Octavio shared that his father was in Italy and that he was going to become a professional soccer player in Italy. The other children shared that Octavio was really good. “And when I am a professional player, I will remember you and buy you a big, beautiful car.” Sounded like a fair deal to me.
A short walk through the neighborhood takes me quite some time because everybody wants to talk with me. Most know that I’m staying with Emelia (funny how I was immediately connected to her and not so much to Samuel). Here in Ghana I am called ‘Obruni’ which means white man, but the children and some of the adults in Kumasi now call me by my Ghanaian name – Kwabena – given to me during my first visit two years ago. The family and closest family friends call me Alein or Allan.
Samuel and Emelia guided me through the area, showed me the house Sarah and Jennifer are building in Kumasi and took me out for a swim in a hotel pool. Going to the market with Emelia and her best friend, Abena, also was a very nice experience. I had promised to cook and walking on the street and at the market, guided by two beautiful ladies also was nourishing for my self-esteem.

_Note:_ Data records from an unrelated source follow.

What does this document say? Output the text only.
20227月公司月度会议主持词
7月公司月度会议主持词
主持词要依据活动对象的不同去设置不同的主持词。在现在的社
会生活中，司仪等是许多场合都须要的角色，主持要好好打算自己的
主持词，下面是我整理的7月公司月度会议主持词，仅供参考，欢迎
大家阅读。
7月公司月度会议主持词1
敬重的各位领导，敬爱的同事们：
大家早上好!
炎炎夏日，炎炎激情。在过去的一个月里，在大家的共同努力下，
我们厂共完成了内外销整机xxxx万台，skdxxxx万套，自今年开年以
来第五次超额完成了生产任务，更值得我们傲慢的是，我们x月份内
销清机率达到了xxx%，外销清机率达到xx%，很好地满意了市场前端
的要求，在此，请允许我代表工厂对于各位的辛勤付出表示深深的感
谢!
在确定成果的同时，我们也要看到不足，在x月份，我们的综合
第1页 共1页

A peak experience to me was visiting church, this Sunday. Emelia and Abena took me to the church they are visiting. Not all family members go to the same church. I was deeply moved by the devotion of the people and enjoyed the singing in praise and glory. The mass took several hours and afterwards I was introduced to the chief minister.
As only Obruni in church, naturally I had a lot of people looking at me. I was invited to join the dancing and to shake hands with practically everybody present. The shaking of the hands is part of the ceremony and it is meant to express that we are all brothers and sisters, we are one family and our church is a community. After church many people wanted to talk with me and wanted me to take their picture. Emelia introduced me to many of her friends and it took us quite some time to leave. I still had the idea I was going to leave for Accra later that day.
In the end I stayed for another day and with pain in my heart I left for Accra on Monday. I needed to go to prepare for the business meetings I have in Accra, starting Tuesday until Saturday when I hop on the plain to Amsterdam. But I now have a family and a home in Kumasi and most definitely I will return there next visit. Hopefully Sarah and Jennifer will be able to join me then.